White House Office of Management and Budget Director Mick Mulvaney, a former congressman from South Carolina, has taken on a prominent role.

In May, he singled out one of the agency’s staff analysts, questioning her objectivity because she had worked in the Department of Health and Human Services during the administration of former President Bill Clinton. Douglas Holtz-Eakin, a former CBO director who is a Republican, tweeted at the time that Mulvaney’s words were a “disgrace,” showed “budget ignorance” and that he should apologize, which Mulvaney did several days later.

In another development this week, the House Budget Committee produced its own estimate of the economic growth that would ensue if all the policies in the fiscal 2018 budget resolution were implemented.

The committee in the past relied on the CBO for what is called a macroeconomic analysis. House Budget Chairwoman Diane Black did not fault the CBO but the Tennessee Republican said the committee used a different methodology than the budget office. Under the 1974 budget law, the Budget Committee is the official scorekeeper, but the panel usually relies on the CBO for cost estimates.

Broad support

Douglas W. Elmendorf, a Democrat, and Holtz-Eakin were among those who signed. Elmendorf currently serves as dean of the Harvard Kennedy School, while Holtz-Eakin is president of the American Action Forum, which describes itself as a center-right educational organization.

Republicans in 2015 named Keith Hall as director of the agency. Hall is a veteran of the George W. Bush administration and served in positions including as chief economist for the White House Council of Economic Advisers and commissioner of the Bureau of Labor Statistics.

The former directors say in the letter that the CBO never makes recommendations about policy, regularly consults with outside experts, and “enhances its transparency by releasing extensive descriptions of its analytic techniques and forecast record.”

“CBO’s approach produces consistent comparisons of competing legislative proposals and unbiased projections of the impact of policy changes,” they write. But the letter adds that “even nonpartisan and high-quality analysis cannot always generate accurate estimates.”

“Policy changes are often complex, the economy is dynamic and defies prediction, and many policies are modified over time,” it states.

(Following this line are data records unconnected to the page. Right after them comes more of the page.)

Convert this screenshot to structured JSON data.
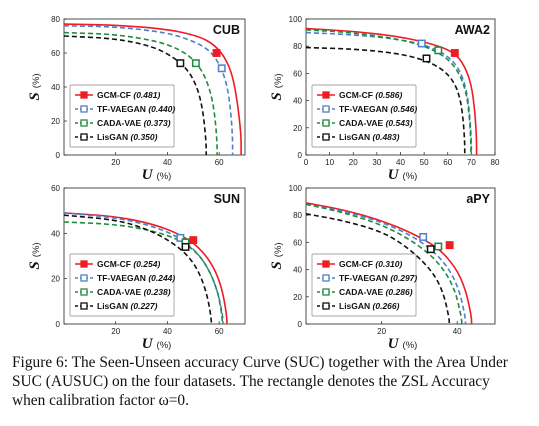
{
  "chart_data": [
    {
      "type": "line",
      "title": "CUB",
      "xlabel": "U",
      "xlabel_unit": "(%)",
      "ylabel": "S",
      "ylabel_unit": "(%)",
      "xlim": [
        0,
        70
      ],
      "ylim": [
        0,
        80
      ],
      "xticks": [
        "20",
        "40",
        "60"
      ],
      "yticks": [
        "0",
        "20",
        "40",
        "60",
        "80"
      ],
      "series": [
        {
          "name": "GCM-CF",
          "auc": "(0.481)",
          "color": "#ee1c24",
          "dash": "solid",
          "x": [
            0,
            20,
            40,
            52,
            58,
            62,
            65,
            67,
            68.5,
            68.5
          ],
          "y": [
            77,
            76.5,
            74,
            70,
            65,
            58,
            48,
            32,
            12,
            0
          ],
          "marker": [
            59,
            60
          ]
        },
        {
          "name": "TF-VAEGAN",
          "auc": "(0.440)",
          "color": "#4f7fc9",
          "dash": "dash",
          "x": [
            0,
            20,
            40,
            50,
            56,
            60,
            63,
            64.5,
            65.2,
            65.2
          ],
          "y": [
            76,
            75.5,
            72,
            67,
            62,
            54,
            42,
            26,
            10,
            0
          ],
          "marker": [
            61,
            51
          ]
        },
        {
          "name": "CADA-VAE",
          "auc": "(0.373)",
          "color": "#1e8c3e",
          "dash": "dash",
          "x": [
            0,
            20,
            36,
            45,
            51,
            55,
            57.5,
            58.7,
            59.2,
            59.2
          ],
          "y": [
            72,
            71,
            67,
            62,
            55,
            45,
            32,
            18,
            6,
            0
          ],
          "marker": [
            51,
            54
          ]
        },
        {
          "name": "LisGAN",
          "auc": "(0.350)",
          "color": "#111111",
          "dash": "dash",
          "x": [
            0,
            20,
            34,
            42,
            48,
            51.5,
            53.5,
            54.6,
            55,
            55
          ],
          "y": [
            70,
            68.5,
            64,
            58,
            50,
            40,
            28,
            14,
            5,
            0
          ],
          "marker": [
            45,
            54
          ]
        }
      ],
      "legend": "bottom-left"
    },
    {
      "type": "line",
      "title": "AWA2",
      "xlabel": "U",
      "xlabel_unit": "(%)",
      "ylabel": "S",
      "ylabel_unit": "(%)",
      "xlim": [
        0,
        80
      ],
      "ylim": [
        0,
        100
      ],
      "xticks": [
        "0",
        "10",
        "20",
        "30",
        "40",
        "50",
        "60",
        "70",
        "80"
      ],
      "yticks": [
        "0",
        "20",
        "40",
        "60",
        "80",
        "100"
      ],
      "series": [
        {
          "name": "GCM-CF",
          "auc": "(0.586)",
          "color": "#ee1c24",
          "dash": "solid",
          "x": [
            0,
            20,
            40,
            55,
            63,
            67,
            70,
            71.5,
            72.2,
            72.2
          ],
          "y": [
            93,
            91,
            87,
            81,
            75,
            66,
            52,
            32,
            12,
            0
          ],
          "marker": [
            63,
            75
          ]
        },
        {
          "name": "TF-VAEGAN",
          "auc": "(0.546)",
          "color": "#4f7fc9",
          "dash": "dash",
          "x": [
            0,
            20,
            40,
            52,
            60,
            65,
            68,
            69.4,
            70,
            70
          ],
          "y": [
            90,
            88.5,
            85,
            80,
            73,
            63,
            48,
            28,
            10,
            0
          ],
          "marker": [
            49,
            82
          ]
        },
        {
          "name": "CADA-VAE",
          "auc": "(0.543)",
          "color": "#1e8c3e",
          "dash": "dash",
          "x": [
            0,
            20,
            40,
            52,
            60,
            65,
            68,
            69.3,
            69.8,
            69.8
          ],
          "y": [
            92,
            90,
            85,
            79,
            71,
            60,
            45,
            26,
            9,
            0
          ],
          "marker": [
            56,
            77
          ]
        },
        {
          "name": "LisGAN",
          "auc": "(0.483)",
          "color": "#111111",
          "dash": "dash",
          "x": [
            0,
            20,
            38,
            50,
            58,
            63,
            65.5,
            66.7,
            67.2,
            67.2
          ],
          "y": [
            79,
            78,
            75,
            70,
            63,
            53,
            40,
            23,
            8,
            0
          ],
          "marker": [
            51,
            71
          ]
        }
      ],
      "legend": "bottom-left"
    },
    {
      "type": "line",
      "title": "SUN",
      "xlabel": "U",
      "xlabel_unit": "(%)",
      "ylabel": "S",
      "ylabel_unit": "(%)",
      "xlim": [
        0,
        70
      ],
      "ylim": [
        0,
        60
      ],
      "xticks": [
        "20",
        "40",
        "60"
      ],
      "yticks": [
        "0",
        "20",
        "40",
        "60"
      ],
      "series": [
        {
          "name": "GCM-CF",
          "auc": "(0.254)",
          "color": "#ee1c24",
          "dash": "solid",
          "x": [
            0,
            20,
            35,
            46,
            53,
            58,
            61,
            62.5,
            63,
            63
          ],
          "y": [
            49,
            47.5,
            44,
            39,
            33,
            25,
            16,
            7,
            2,
            0
          ],
          "marker": [
            50,
            37
          ]
        },
        {
          "name": "TF-VAEGAN",
          "auc": "(0.244)",
          "color": "#4f7fc9",
          "dash": "dash",
          "x": [
            0,
            20,
            35,
            45,
            52,
            56.5,
            59.5,
            61,
            61.5,
            61.5
          ],
          "y": [
            49,
            47,
            43,
            38,
            31,
            23,
            14,
            6,
            2,
            0
          ],
          "marker": [
            45,
            38
          ]
        },
        {
          "name": "CADA-VAE",
          "auc": "(0.238)",
          "color": "#1e8c3e",
          "dash": "dash",
          "x": [
            0,
            20,
            35,
            45,
            52,
            56.5,
            59.5,
            60.8,
            61.2,
            61.2
          ],
          "y": [
            45,
            44,
            41,
            37,
            31,
            23,
            14,
            6,
            2,
            0
          ],
          "marker": [
            47,
            36
          ]
        },
        {
          "name": "LisGAN",
          "auc": "(0.227)",
          "color": "#111111",
          "dash": "dash",
          "x": [
            0,
            20,
            32,
            42,
            49,
            53,
            55.5,
            56.6,
            57,
            57
          ],
          "y": [
            48,
            46,
            42,
            36,
            29,
            21,
            12,
            5,
            1,
            0
          ],
          "marker": [
            47,
            34
          ]
        }
      ],
      "legend": "bottom-left"
    },
    {
      "type": "line",
      "title": "aPY",
      "xlabel": "U",
      "xlabel_unit": "(%)",
      "ylabel": "S",
      "ylabel_unit": "(%)",
      "xlim": [
        0,
        50
      ],
      "ylim": [
        0,
        100
      ],
      "xticks": [
        "20",
        "40"
      ],
      "yticks": [
        "0",
        "20",
        "40",
        "60",
        "80",
        "100"
      ],
      "series": [
        {
          "name": "GCM-CF",
          "auc": "(0.310)",
          "color": "#ee1c24",
          "dash": "solid",
          "x": [
            0,
            10,
            20,
            28,
            35,
            39.5,
            42,
            43.3,
            43.8,
            43.8
          ],
          "y": [
            89,
            84,
            76,
            67,
            56,
            42,
            27,
            12,
            4,
            0
          ],
          "marker": [
            38,
            58
          ]
        },
        {
          "name": "TF-VAEGAN",
          "auc": "(0.297)",
          "color": "#4f7fc9",
          "dash": "dash",
          "x": [
            0,
            10,
            20,
            28,
            34,
            38,
            40.5,
            41.7,
            42.2,
            42.2
          ],
          "y": [
            88,
            83,
            75,
            65,
            53,
            40,
            25,
            11,
            3,
            0
          ],
          "marker": [
            31,
            64
          ]
        },
        {
          "name": "CADA-VAE",
          "auc": "(0.286)",
          "color": "#1e8c3e",
          "dash": "dash",
          "x": [
            0,
            10,
            20,
            27,
            33,
            37,
            39.5,
            40.7,
            41.2,
            41.2
          ],
          "y": [
            88,
            82,
            73,
            63,
            51,
            38,
            24,
            10,
            3,
            0
          ],
          "marker": [
            35,
            57
          ]
        },
        {
          "name": "LisGAN",
          "auc": "(0.266)",
          "color": "#111111",
          "dash": "dash",
          "x": [
            0,
            10,
            20,
            26,
            31,
            34.5,
            36.5,
            37.5,
            37.9,
            37.9
          ],
          "y": [
            81,
            76,
            68,
            58,
            46,
            34,
            21,
            9,
            3,
            0
          ],
          "marker": [
            33,
            55
          ]
        }
      ],
      "legend": "bottom-left"
    }
  ],
  "caption": "Figure 6: The Seen-Unseen accuracy Curve (SUC) together with the Area Under SUC (AUSUC) on the four datasets. The rectangle denotes the ZSL Accuracy when calibration factor ω=0."
}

Nevertheless, the letter also credits CBO estimates with being “more accurate, on average, than estimates or guesses by people who are not objective and not as well informed as CBO’s analysts.”

Congress created the CBO as part of the landmark 1974 budget act in part so it could rely on its own estimates of the cost of legislation. Prior to that, lawmakers depended on the president’s budget office or other estimates.

Alice M. Rivlin, the first CBO director and a Democrat, signed the letter, as well as Rudolph G. Penner, a Republican who succeeded her. The other signers are Dan L. Crippen, June E. O’Neill, Peter R. Orszag, and Robert D. Reischauer.